Compounded dulaglutide through a licensed Pennsylvania 503A pharmacy sits at a lower price point than brand-name Trulicity for patients who cannot access savings programs. Cash prices from 503A pharmacies range from roughly $150 to $300 per month as of early 2026, though patients should request a certificate of analysis confirming potency and sterility before use. The FDA's framework for evaluating compounded drug quality is published in its draft guidance on compounding from bulk substances [7].
GoodRx Gold and similar discount programs reduce the retail cash price at Pennsylvania chains. Walmart, CVS, Rite Aid, and Walgreens in Pennsylvania all accept GoodRx, and the discounted price at some locations has reached $800 to $850 per month, still well above compounded alternatives but below full list for patients who are ineligible for other programs.
Patients who have been stable on Trulicity for more than 12 months and whose A1c is at goal may discuss with their prescriber whether dose reduction from 1.5 mg to 0.75 mg is appropriate. The 0.75 mg pen carries the same list price as the 1.5 mg pen but may be clinically adequate for some patients, and a dose reduction does not itself reduce the monthly cost. It remains one prescription fill per month regardless of dose.

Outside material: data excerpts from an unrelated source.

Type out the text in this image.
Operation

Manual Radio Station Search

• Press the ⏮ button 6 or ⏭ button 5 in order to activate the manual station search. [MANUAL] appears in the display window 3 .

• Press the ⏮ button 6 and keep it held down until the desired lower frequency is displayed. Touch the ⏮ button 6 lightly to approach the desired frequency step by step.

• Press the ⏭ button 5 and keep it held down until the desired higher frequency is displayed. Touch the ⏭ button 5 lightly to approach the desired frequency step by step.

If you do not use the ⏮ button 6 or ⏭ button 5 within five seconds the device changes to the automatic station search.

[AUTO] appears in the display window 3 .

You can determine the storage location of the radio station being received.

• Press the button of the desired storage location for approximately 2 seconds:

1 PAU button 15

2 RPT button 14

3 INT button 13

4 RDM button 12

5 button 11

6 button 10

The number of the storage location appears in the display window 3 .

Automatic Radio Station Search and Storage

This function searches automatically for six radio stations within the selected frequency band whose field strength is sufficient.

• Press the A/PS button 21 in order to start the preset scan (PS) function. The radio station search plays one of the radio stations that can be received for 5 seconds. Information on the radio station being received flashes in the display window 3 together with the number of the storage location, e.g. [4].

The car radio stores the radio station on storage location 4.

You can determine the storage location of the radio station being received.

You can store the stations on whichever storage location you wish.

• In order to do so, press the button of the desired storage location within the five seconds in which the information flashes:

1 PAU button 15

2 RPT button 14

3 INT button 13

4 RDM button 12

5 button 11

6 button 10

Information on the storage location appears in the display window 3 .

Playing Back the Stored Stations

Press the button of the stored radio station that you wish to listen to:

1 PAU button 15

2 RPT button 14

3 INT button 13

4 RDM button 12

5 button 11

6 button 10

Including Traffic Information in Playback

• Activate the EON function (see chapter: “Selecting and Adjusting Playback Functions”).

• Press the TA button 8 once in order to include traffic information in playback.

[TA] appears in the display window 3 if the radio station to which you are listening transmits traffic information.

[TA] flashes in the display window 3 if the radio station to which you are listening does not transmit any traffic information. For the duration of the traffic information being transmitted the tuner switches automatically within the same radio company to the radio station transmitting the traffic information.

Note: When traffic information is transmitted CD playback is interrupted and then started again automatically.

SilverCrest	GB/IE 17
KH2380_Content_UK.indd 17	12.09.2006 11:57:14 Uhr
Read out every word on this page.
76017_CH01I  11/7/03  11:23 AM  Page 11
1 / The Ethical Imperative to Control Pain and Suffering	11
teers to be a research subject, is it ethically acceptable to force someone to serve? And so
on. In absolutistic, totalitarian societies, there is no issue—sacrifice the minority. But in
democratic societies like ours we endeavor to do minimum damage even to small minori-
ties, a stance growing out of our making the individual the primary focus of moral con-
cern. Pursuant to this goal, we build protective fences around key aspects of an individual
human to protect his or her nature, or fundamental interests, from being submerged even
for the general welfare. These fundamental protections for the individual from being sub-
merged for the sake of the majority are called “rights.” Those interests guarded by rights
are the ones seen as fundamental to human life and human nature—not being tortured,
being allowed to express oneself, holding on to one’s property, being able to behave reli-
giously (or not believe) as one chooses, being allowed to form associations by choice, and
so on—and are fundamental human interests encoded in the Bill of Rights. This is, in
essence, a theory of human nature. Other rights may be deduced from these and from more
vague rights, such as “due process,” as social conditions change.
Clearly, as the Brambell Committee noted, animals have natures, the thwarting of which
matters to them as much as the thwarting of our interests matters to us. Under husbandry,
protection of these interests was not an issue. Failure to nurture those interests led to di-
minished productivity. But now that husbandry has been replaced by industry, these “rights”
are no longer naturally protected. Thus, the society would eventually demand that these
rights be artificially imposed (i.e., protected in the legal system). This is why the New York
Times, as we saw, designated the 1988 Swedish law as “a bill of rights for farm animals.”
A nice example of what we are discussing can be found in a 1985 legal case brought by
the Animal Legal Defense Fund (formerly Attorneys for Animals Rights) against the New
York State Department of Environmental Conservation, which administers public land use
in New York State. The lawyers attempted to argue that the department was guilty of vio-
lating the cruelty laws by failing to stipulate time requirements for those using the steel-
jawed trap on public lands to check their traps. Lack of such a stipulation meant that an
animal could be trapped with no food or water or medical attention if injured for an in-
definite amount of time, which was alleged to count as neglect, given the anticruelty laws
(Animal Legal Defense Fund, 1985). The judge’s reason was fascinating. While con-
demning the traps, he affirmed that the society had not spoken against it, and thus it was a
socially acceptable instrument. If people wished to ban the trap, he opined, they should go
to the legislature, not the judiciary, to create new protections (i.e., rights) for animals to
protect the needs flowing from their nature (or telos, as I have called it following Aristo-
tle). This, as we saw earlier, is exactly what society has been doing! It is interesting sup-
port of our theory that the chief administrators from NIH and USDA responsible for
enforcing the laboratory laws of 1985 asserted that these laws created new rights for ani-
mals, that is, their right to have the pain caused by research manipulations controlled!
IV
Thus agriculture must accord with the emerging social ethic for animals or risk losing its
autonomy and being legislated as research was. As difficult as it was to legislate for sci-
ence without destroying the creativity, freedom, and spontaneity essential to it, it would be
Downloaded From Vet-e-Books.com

Monitoring, Side Effects, and Clinical Context Relevant to Pennsylvania Prescribers
Dulaglutide's most common adverse effects are gastrointestinal, including nausea, diarrhea, and vomiting, occurring in roughly 12 to 21 percent of patients at the 1.5 mg dose in the AWARD clinical trial program [15]. These effects are dose-dependent and typically resolve within four to eight weeks of initiating therapy. Renal function should be monitored in patients with pre-existing CKD, as GI fluid losses can worsen prerenal azotemia.
The FDA label carries a boxed warning for a risk of thyroid C-cell tumors based on rodent studies, though the clinical relevance in humans remains uncertain. Dulaglutide is contraindicated in patients with a personal or family history of medullary thyroid carcinoma or multiple endocrine neoplasia syndrome type 2 [1].
A 2020 analysis published in Diabetes Care examined real-world persistence with once-weekly GLP-1 receptor agonists and found that dulaglutide had a 12-month persistence rate of approximately 55 percent compared with 47 percent for exenatide extended-release, suggesting the pen device design may support adherence in practice [16]. Pennsylvania prescribers counseling patients on injection technique can review the FDA-approved device instructions, which are included in the Trulicity prescribing information [1].
Baseline A1c, weight, blood pressure, and renal function should be documented before initiating therapy. Follow-up A1c testing at three months is standard practice consistent with American Diabetes Association guidance, which recommends A1c monitoring every three months when therapy is changed or when goals are not being met [5].
Frequently asked questions
›How much does Trulicity cost in Pennsylvania?
›Does Pennsylvania Medicaid cover Trulicity?
›Is compounded dulaglutide legal in Pennsylvania?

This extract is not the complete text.